Considering the materials, it appears to me that the
Insurance Company did not produce any witness to
negate the claim of the claimants also the owner of Tata
Sumo do not depose before the learned Tribunal. P.W. 2
was the driver of the motor cycle, but deposed that the
accident was held, but he specifically stated that the Tata
Sumo dashed the motor cycle. P.W. 2 i.e. the driver also
received the injuries of his person.
Considering the entire materials, I think it
necessary to observethat the submission of the Insurance
Company regarding the contributory negligence has no leg
to stand upon. However, it appears that the learned
advocate for the Insurance Company has raised a correct
point be observed that the claimant no.1 is the widow,
claimant no.2 and the 3 are the parents of the deceased,
the claimants nos. 4 and 5 of the sister and brother of the
deceased. In this case, accordingly to Mohamadan Law,
claimant no.1 and 2 and 3 are the only legal heirs. In
their presence, the claimant nos. 4 and 5 being the
"residuries" are not entitled to get any compensation.
Accordingly, in this case, considering the number of the
claimants to be 3 the deduction towards the personal
expenses would be 1/3rd. The multiplier adopted by the
Tribunal was 17. In this case, the multiplier would be 16
following the judgment of Hon'ble Supreme Court passed
in Sarala Verma as well as the Pranay Shetty. The
deceased was not in permanent job, and under the age of
40 years, claimants are entitled to get 40% of his actual
salaried income towards the future prospects. The
claimants are also entitled to get Rs.70,000/- towards the
general damages. Accordingly, it appears to me that award
passed by the learned Tribunal need be modified.

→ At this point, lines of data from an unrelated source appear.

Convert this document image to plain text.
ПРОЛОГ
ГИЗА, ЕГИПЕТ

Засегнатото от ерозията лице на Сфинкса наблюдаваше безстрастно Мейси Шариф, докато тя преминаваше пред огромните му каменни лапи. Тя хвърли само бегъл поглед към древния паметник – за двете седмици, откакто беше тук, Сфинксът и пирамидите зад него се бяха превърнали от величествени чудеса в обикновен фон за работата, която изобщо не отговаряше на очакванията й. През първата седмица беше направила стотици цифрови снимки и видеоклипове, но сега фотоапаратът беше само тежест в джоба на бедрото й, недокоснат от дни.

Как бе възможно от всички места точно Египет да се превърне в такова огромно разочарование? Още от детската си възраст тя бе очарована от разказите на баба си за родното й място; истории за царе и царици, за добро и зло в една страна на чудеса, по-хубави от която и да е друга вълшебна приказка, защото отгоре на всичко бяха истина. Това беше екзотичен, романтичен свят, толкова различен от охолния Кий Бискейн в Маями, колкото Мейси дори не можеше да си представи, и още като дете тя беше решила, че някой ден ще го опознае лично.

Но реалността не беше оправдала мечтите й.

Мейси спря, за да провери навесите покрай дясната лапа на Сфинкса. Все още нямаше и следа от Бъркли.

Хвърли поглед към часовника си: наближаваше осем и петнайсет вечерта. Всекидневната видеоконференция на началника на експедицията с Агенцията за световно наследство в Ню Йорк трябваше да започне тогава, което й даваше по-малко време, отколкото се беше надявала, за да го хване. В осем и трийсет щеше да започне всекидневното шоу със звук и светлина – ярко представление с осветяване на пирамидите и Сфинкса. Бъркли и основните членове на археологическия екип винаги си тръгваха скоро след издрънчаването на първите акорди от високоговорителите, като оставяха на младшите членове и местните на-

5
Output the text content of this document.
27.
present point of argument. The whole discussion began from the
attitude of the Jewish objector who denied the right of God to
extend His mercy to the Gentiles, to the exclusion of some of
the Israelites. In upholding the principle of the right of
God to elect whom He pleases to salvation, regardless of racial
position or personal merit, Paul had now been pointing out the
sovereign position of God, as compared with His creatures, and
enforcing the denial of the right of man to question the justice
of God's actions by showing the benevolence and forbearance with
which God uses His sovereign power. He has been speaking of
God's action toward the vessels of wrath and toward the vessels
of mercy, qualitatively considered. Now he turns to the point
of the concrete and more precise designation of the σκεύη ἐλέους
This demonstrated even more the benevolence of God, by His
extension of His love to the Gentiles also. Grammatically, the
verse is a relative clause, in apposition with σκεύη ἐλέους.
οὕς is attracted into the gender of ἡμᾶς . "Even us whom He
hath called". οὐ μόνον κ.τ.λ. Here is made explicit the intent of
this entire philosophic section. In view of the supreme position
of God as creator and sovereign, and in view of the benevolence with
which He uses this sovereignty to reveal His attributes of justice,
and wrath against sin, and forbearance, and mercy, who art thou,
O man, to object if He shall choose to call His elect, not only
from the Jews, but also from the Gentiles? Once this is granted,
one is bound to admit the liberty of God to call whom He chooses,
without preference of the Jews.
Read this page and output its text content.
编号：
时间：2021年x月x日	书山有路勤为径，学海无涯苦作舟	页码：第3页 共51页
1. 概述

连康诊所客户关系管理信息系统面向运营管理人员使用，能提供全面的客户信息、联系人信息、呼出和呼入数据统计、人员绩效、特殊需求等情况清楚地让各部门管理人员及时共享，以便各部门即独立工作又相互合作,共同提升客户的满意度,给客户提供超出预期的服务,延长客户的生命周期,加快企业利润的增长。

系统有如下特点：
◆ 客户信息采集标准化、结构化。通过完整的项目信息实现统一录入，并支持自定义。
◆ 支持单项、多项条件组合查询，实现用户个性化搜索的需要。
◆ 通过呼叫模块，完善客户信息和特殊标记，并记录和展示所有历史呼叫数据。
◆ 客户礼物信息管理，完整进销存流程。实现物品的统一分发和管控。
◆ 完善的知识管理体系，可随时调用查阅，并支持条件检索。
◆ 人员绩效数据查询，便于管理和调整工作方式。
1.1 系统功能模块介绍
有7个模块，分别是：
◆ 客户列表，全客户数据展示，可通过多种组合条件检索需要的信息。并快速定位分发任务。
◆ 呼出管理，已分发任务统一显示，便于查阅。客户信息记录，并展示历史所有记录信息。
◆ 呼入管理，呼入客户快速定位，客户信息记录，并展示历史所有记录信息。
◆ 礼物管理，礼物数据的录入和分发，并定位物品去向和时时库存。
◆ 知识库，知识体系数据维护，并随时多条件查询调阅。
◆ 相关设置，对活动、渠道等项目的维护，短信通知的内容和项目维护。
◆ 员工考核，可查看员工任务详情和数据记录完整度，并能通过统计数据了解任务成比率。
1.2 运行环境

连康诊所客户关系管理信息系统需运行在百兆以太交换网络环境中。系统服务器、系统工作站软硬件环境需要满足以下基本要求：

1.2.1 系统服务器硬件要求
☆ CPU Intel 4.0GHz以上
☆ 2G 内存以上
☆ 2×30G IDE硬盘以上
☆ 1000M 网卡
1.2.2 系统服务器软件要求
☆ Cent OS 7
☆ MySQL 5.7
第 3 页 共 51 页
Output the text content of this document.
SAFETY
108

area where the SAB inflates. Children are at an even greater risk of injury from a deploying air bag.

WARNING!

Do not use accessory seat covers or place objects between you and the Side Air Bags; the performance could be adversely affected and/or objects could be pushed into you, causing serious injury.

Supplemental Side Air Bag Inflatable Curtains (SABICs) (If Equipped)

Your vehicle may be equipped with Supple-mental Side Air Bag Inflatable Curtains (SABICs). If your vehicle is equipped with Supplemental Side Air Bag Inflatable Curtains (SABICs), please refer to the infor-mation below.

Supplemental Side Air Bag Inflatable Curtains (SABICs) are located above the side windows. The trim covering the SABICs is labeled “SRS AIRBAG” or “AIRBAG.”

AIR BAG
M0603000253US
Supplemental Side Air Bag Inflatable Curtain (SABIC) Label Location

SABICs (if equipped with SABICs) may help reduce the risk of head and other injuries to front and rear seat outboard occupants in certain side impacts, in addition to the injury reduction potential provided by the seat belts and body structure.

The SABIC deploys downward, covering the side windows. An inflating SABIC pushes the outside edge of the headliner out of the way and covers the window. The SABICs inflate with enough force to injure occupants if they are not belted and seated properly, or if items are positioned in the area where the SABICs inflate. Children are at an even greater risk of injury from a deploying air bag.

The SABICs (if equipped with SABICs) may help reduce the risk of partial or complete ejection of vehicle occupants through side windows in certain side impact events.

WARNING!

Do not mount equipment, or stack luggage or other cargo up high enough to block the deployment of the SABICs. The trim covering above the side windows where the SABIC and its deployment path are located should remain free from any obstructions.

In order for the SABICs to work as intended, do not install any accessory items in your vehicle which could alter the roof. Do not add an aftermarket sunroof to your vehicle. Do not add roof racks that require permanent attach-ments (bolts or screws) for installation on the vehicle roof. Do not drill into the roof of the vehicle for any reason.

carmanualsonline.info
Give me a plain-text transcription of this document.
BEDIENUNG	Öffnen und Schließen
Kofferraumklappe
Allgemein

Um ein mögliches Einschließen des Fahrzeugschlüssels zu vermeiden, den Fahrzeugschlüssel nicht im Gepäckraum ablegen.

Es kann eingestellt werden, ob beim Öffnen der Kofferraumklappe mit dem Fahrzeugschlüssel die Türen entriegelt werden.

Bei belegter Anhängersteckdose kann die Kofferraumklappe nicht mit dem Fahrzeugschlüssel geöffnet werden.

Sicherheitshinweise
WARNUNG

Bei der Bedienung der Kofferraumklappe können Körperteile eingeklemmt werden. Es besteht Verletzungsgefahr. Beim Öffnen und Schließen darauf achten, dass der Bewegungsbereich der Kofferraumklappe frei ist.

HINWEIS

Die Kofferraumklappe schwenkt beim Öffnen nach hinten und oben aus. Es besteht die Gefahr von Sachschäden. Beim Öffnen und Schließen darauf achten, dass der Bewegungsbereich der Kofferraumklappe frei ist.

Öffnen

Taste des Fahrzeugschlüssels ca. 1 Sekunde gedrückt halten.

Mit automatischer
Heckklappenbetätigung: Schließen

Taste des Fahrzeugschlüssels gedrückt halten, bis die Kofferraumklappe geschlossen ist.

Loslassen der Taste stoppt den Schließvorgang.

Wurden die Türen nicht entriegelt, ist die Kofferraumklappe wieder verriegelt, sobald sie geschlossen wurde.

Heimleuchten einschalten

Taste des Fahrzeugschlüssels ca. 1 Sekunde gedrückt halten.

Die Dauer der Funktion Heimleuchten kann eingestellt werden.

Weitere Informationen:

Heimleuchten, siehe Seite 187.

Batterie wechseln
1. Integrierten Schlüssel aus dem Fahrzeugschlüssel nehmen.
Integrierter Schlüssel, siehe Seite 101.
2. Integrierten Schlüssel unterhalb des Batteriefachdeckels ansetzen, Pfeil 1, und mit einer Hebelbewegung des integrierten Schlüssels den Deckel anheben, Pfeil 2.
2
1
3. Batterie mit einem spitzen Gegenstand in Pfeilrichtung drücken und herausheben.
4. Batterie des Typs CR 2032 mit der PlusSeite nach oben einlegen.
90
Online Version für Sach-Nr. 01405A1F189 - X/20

Thus, proper compensation of this case is hereby
recusted as follows:
1. Annual income Rs. 1,65,000/-
2. Future prospect 40% Rs.66,000/-
Rs.2,31,000/-
3. 1/3rd deduction personal Rs.1,54,000/-
Exp. (2,31,000-77,000)
4. Multiplier 16 Rs.24,64,000/-
(1,54,000 X16)
5. Add General Damages Rs.70,000/-
Rs.25,34,000/-
6. Already awarded Rs.24,76,346/ Balance Rs.57,654/-
The Insurance Company is directed to pay the above
mentioned awarded sum along with 6% interest per
annum from the date of claim application i.e. June 11,
2012 within six weeks from the date passing of this order
through the officer of the learned Registrar General, High
Court, Calcutta. The officer of the learned General, High
Court, Calcutta shall calculate the award passed by this
Court today. It appears that the Insurance company has
already deposited a sum of Rs.24,76,364 by virtue of OD
challan 1936 dated 7.11.2016(Rs.25,000/-) and vide OD
challan no.2815 dated 12.1.2017 (Rs.24,51,346).
It appears that the deposit of huge amount has
already been made by the Insurance Compan which must
have carried some interest. The Office of the learned
Registrar General, High Court, Calcutta is directed to
disburse the same in the name of the three claimants by
three equal account payee cheque. After such disbursal
let it be informed to the Insurance Company by the
claimants. After receiving such information, the Insurance
Company shall issue the cheques through the office of the
learned Registrar General, High Court, Calcutta within six
weeks to comply the order of this court regarding balance
award.
The claimants are directed to received the awarded
sum after satisfying to the office of the learned Registrar
General, High Court, Calcutta that the deficit court fees
has sufficiently paid.
Accordingly, FMA 177 of 2017 and COT 34 of 2021
stand disposed of.
Connected applications, if any, are consequently
disposed of.
All parties shall act on the server copy of this order
duly downloaded from the official website of this Court.